6. COVERED APP STORE PROVIDER SIGNAL.— (1) IN GENERAL.—Each app developer shall use a covered app store provider’s signal to determine the age category of a user. (2) RULE OF CONSTRUCTION.—Receipt of a covered app store provider’s signal serves as actual knowledge of a user’s age category.

SECTION 6. ENFORCEMENT

1. IN GENERAL.—The Federal Trade Commission, the Attorney General, and any attorney general of a State shall enforce this Act in the same manner, by the same means, and with the same jurisdiction, powers, and duties as though all applicable terms and provisions of the Federal Trade Commission Act (15 U.S.C. 41 et seq.) as appropriate, were incorporated into and made a part of this Act.
2. FEDERAL TRADE COMMISSION INDEPENDENT LITIGATION AUTHORITY.—If the Federal Trade Commission has reason to believe that a covered company violated this Act, the Federal Trade Commission may commence a civil action, in its own name by any of its attorneys designated by it for such purpose, to recover a civil penalty and seek other appropriate relief in a district court of the United States against the covered company.
3. PARENS PATRIAE.—Any attorney general of a State may bring a civil action in the name of such State for a violation of this Act as parens patriae on behalf of natural persons residing in such State, in any district court of the United States having jurisdiction of the defendant, and may secure any form of relief provided for in this section.

SECTION 7. SAFEHARBOR

(a) IN GENERAL.—An app developer is deemed not liable for a violation of this Act if the app developer demonstrates it has—

(1) relied in good faith on age verification data provided by a covered app store provider or it obtained a signal from a covered app store provider that indicates the user is a minor;

(2) complied with the requirements of section 4; and

(3) reasonably conforms to widely accepted industry standards or best practices, or to standards or best practices identified by the Commission, for age ratings and app content descriptions and applies those standards or best practices consistently and in good faith.
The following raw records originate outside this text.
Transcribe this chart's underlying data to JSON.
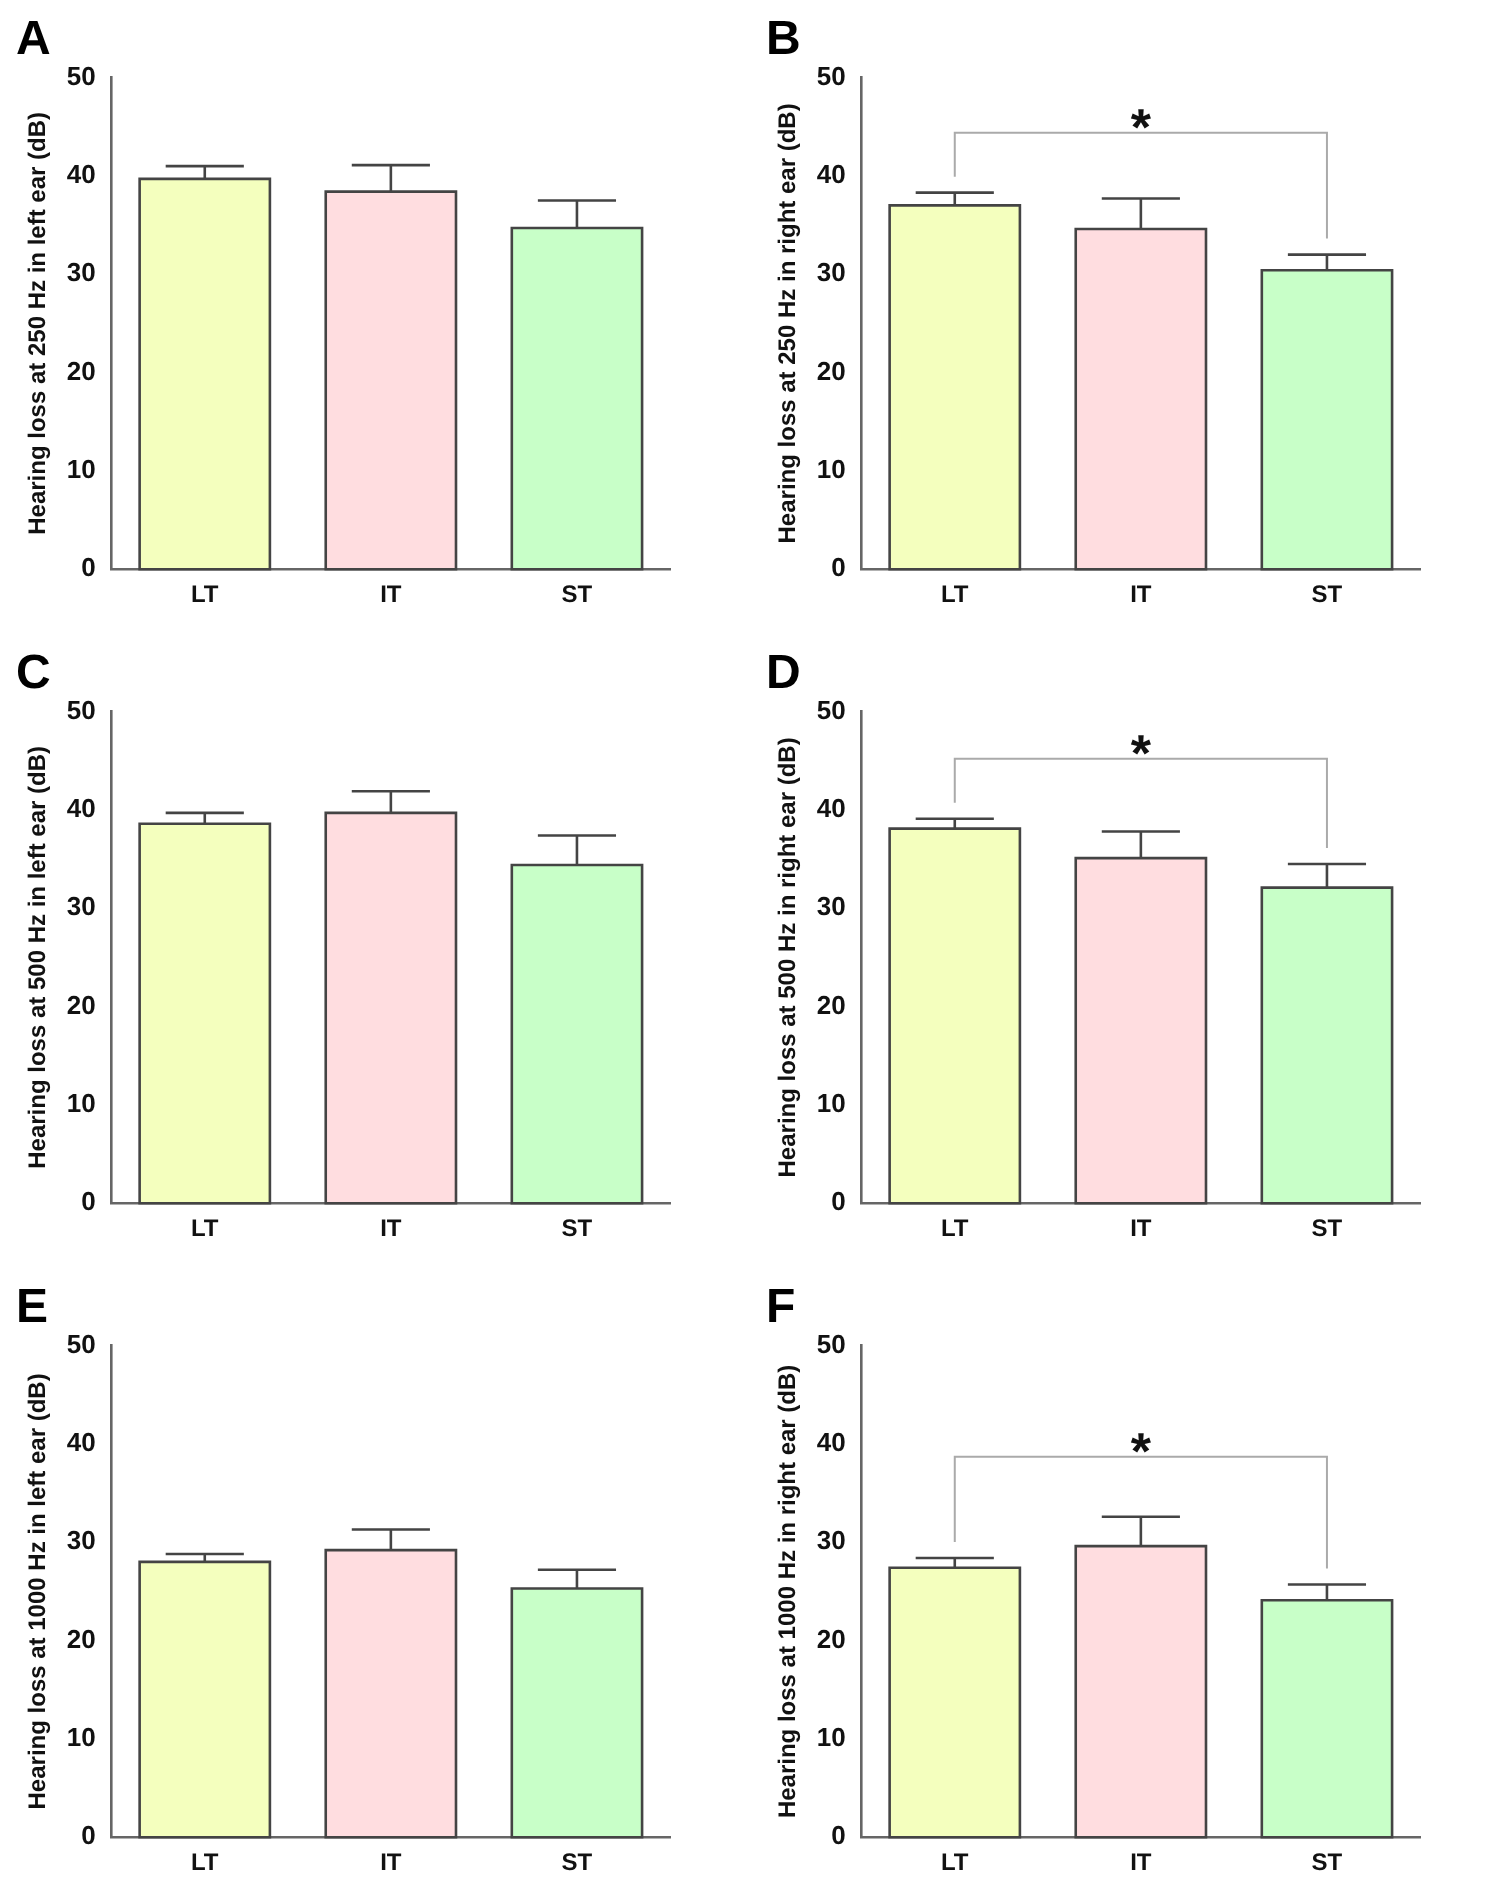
{
  "chart_data": [
    {
      "type": "bar",
      "title": "A",
      "ylabel": "Hearing loss at 250 Hz in left ear (dB)",
      "categories": [
        "LT",
        "IT",
        "ST"
      ],
      "values": [
        39.7,
        38.4,
        34.7
      ],
      "errors": [
        [
          39.7,
          41.0
        ],
        [
          38.4,
          41.1
        ],
        [
          34.7,
          37.5
        ]
      ],
      "colors": [
        "#f4ffbe",
        "#ffdde0",
        "#c8ffc8"
      ],
      "ylim": [
        0,
        50
      ],
      "yticks": [
        0,
        10,
        20,
        30,
        40,
        50
      ],
      "grid": false
    },
    {
      "type": "bar",
      "title": "B",
      "ylabel": "Hearing loss at 250 Hz in right ear (dB)",
      "categories": [
        "LT",
        "IT",
        "ST"
      ],
      "values": [
        37.0,
        34.6,
        30.4
      ],
      "errors": [
        [
          37.0,
          38.3
        ],
        [
          34.6,
          37.7
        ],
        [
          30.4,
          32.0
        ]
      ],
      "colors": [
        "#f4ffbe",
        "#ffdde0",
        "#c8ffc8"
      ],
      "ylim": [
        0,
        50
      ],
      "yticks": [
        0,
        10,
        20,
        30,
        40,
        50
      ],
      "grid": false,
      "annotations": [
        "*"
      ]
    },
    {
      "type": "bar",
      "title": "C",
      "ylabel": "Hearing loss at 500 Hz in left ear (dB)",
      "categories": [
        "LT",
        "IT",
        "ST"
      ],
      "values": [
        38.6,
        39.7,
        34.4
      ],
      "errors": [
        [
          38.6,
          39.7
        ],
        [
          39.7,
          41.9
        ],
        [
          34.4,
          37.4
        ]
      ],
      "colors": [
        "#f4ffbe",
        "#ffdde0",
        "#c8ffc8"
      ],
      "ylim": [
        0,
        50
      ],
      "yticks": [
        0,
        10,
        20,
        30,
        40,
        50
      ],
      "grid": false
    },
    {
      "type": "bar",
      "title": "D",
      "ylabel": "Hearing loss at 500 Hz in right ear (dB)",
      "categories": [
        "LT",
        "IT",
        "ST"
      ],
      "values": [
        38.1,
        35.1,
        32.1
      ],
      "errors": [
        [
          38.1,
          39.1
        ],
        [
          35.1,
          37.8
        ],
        [
          32.1,
          34.5
        ]
      ],
      "colors": [
        "#f4ffbe",
        "#ffdde0",
        "#c8ffc8"
      ],
      "ylim": [
        0,
        50
      ],
      "yticks": [
        0,
        10,
        20,
        30,
        40,
        50
      ],
      "grid": false,
      "annotations": [
        "*"
      ]
    },
    {
      "type": "bar",
      "title": "E",
      "ylabel": "Hearing loss at 1000 Hz in left ear (dB)",
      "categories": [
        "LT",
        "IT",
        "ST"
      ],
      "values": [
        28.0,
        29.2,
        25.3
      ],
      "errors": [
        [
          28.0,
          28.8
        ],
        [
          29.2,
          31.3
        ],
        [
          25.3,
          27.2
        ]
      ],
      "colors": [
        "#f4ffbe",
        "#ffdde0",
        "#c8ffc8"
      ],
      "ylim": [
        0,
        50
      ],
      "yticks": [
        0,
        10,
        20,
        30,
        40,
        50
      ],
      "grid": false
    },
    {
      "type": "bar",
      "title": "F",
      "ylabel": "Hearing loss at 1000 Hz in right ear (dB)",
      "categories": [
        "LT",
        "IT",
        "ST"
      ],
      "values": [
        27.4,
        29.6,
        24.1
      ],
      "errors": [
        [
          27.4,
          28.4
        ],
        [
          29.6,
          32.6
        ],
        [
          24.1,
          25.7
        ]
      ],
      "colors": [
        "#f4ffbe",
        "#ffdde0",
        "#c8ffc8"
      ],
      "ylim": [
        0,
        50
      ],
      "yticks": [
        0,
        10,
        20,
        30,
        40,
        50
      ],
      "grid": false,
      "annotations": [
        "*"
      ]
    }
  ]
}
(b) LIMITATIONS.—The safe harbor described in this section applies only to actions brought under this Act and does not limit the liability of an app developer under any other applicable law.

SECTION 8. SEVERABILITY.

If any provision of this Act, or the application thereof to any person or circumstance, is held invalid, the remainder of this Act, and the application of such provision to other persons not similarly situated or to other circumstances, shall not be affected by the invalidation.